Bindra has also been involved with the Target Olympic Podium (TOP) Scheme, one of India's most significant policies for athlete development. He has also been a part of the ISSF and IOC Athlete Commissions.
"Kerala has a rich and diverse sporting culture. The Manorama Sports Star Award, which identifies and honours the achievements of individuals, is a great way to boost their confidence and let them know their hard work is appreciated," Bindra said in an exclusive interview to Manorama.
What advice would you give to sportspersons in Kerala?
Sports help you explore yourself and find out what you are capable of. You must continuously compete with yourself and strive to become better than the person you were yesterday.

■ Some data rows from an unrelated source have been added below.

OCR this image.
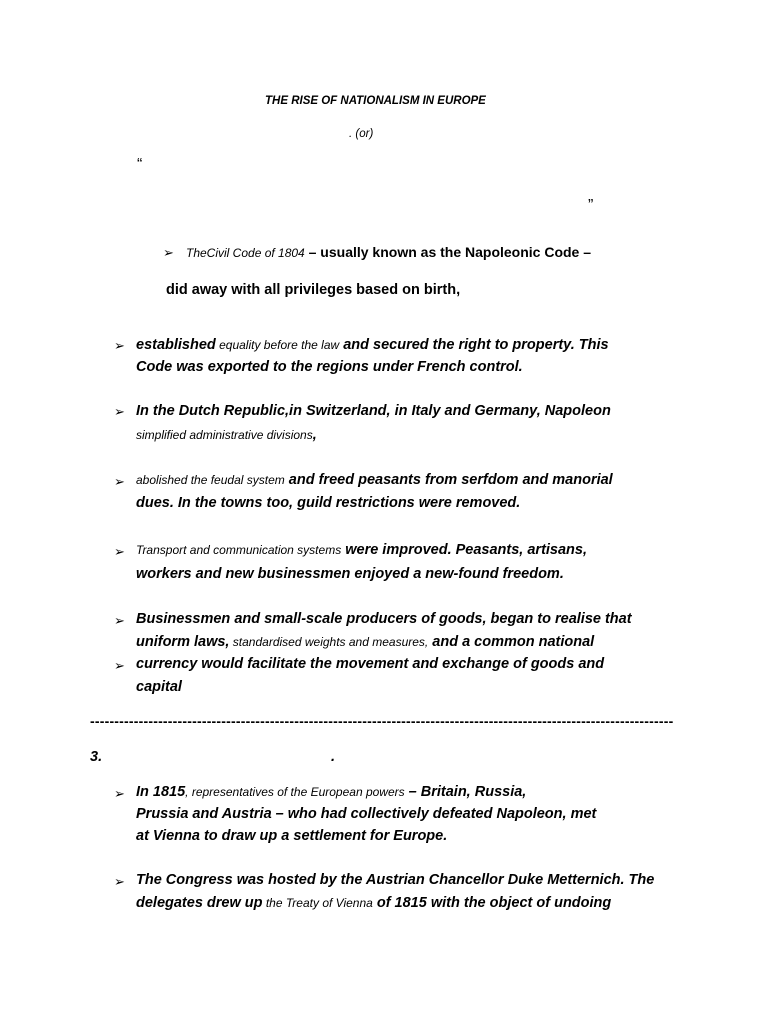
THE RISE OF NATIONALISM IN EUROPE
. (or)
“
”
➢ TheCivil Code of 1804 – usually known as the Napoleonic Code –
did away with all privileges based on birth,
➢ established equality before the law and secured the right to property. This
Code was exported to the regions under French control.
➢ In the Dutch Republic,in Switzerland, in Italy and Germany, Napoleon
simplified administrative divisions,
➢ abolished the feudal system and freed peasants from serfdom and manorial
dues. In the towns too, guild restrictions were removed.
➢ Transport and communication systems were improved. Peasants, artisans,
workers and new businessmen enjoyed a new-found freedom.
➢ Businessmen and small-scale producers of goods, began to realise that
uniform laws, standardised weights and measures, and a common national
➢ currency would facilitate the movement and exchange of goods and
capital
------------------------------------------------------------------------------------------------------------------------
3.	.
➢ In 1815, representatives of the European powers – Britain, Russia,
Prussia and Austria – who had collectively defeated Napoleon, met
at Vienna to draw up a settlement for Europe.
➢ The Congress was hosted by the Austrian Chancellor Duke Metternich. The
delegates drew up the Treaty of Vienna of 1815 with the object of undoing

Your historic win at Beijing paved the way for India's shooting revolution as it sparked interest in a new generation of sportpersons. However, has it helped build a sports culture in India?
Having a sporting culture is more about the pursuit of sporting excellence rather than just podium finishes at the Olympics. Winning a medal should not be the only goal. Sports should hold a central place in society. What is required is a conscious effort to make sports an inherent part of our lives.
Communities that derive pleasure from playing, watching and supporting a sport naturally produce future champions. They let children have fun and be successful at their chosen sport. It is important to bring a significant change to the way sports is perceived in our country.
Indian sports ecosystem is far from perfect as it is in the grip of major systemic problems...
It is a major challenge. When the system and the sportspersons are at loggerheads, it only helps weaken the level of sports. Athletes are also human beings and it is important to understand their lives. We should focus on their journey and ensure that we give them everything that they need to excel.
Do you think the Tokyo Olympics will go ahead as planned?
I'm confident that the opening ceremony will take place on July 23. The local organisers are doing everything humanly possible to pull it off. Sports is all about overcoming obstacles and challenges life throws at you.